Written by Vince Mancini / 01.19.11

Rubber-Meet-Robert

I still remember where I was the first time I saw the teaser for Rubber.  I was sitting here on my jack-off couch, writing about it.  (What? I didn’t say it was a good story.)  I remember it because Rubber is a movie about a psycho-kinetic tire that explodes people’s heads.  Additionally, the tire is named “Robert.” That seems important.

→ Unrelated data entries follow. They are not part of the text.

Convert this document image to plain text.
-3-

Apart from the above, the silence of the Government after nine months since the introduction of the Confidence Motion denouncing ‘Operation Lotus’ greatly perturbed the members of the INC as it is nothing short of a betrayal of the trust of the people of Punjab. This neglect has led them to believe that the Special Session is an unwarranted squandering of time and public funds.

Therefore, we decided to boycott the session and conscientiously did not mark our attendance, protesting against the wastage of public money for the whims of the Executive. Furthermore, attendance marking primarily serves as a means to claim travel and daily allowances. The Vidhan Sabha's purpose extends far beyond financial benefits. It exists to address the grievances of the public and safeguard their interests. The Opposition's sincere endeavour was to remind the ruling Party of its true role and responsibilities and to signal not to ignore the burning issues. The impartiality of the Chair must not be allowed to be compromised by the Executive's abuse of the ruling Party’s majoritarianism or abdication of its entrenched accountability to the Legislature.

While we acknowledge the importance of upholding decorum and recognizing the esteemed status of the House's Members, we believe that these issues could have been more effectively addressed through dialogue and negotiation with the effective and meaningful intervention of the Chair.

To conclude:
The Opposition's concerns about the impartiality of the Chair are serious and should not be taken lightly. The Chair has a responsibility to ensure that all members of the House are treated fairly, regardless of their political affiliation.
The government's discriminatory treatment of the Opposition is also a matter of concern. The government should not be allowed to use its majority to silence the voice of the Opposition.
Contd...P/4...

RUBBER is the story of Robert, an inanimate tire that has been abandoned in the desert, and suddenly and inexplicably comes to life. As Robert roams the bleak landscape, he discovers that he possesses terrifying telepathic powers that give him the ability to destroy anything he wishes without having to move. At first content to prey on small desert creatures and various discarded objects, his attention soon turns to humans, especially a beautiful and mysterious woman who crosses his path. Leaving a swath of destruction across the desert landscape, Robert becomes a chaotic force to be reckoned with, and truly a movie villain for the ages. In theaters April 1st.  [Apple]

Rubber was directed by Quentin Dupieux, a “legendary electro musician” also known as Mr. Oizo.  Do you know how awesome a movie would have to be for me not to make fun of it for being directed by a French techno musician (that’s like the pink unicorn of gay horses!)?  It would have to be scrotum-clenchingly kickass.  It would have to be about an evil tire.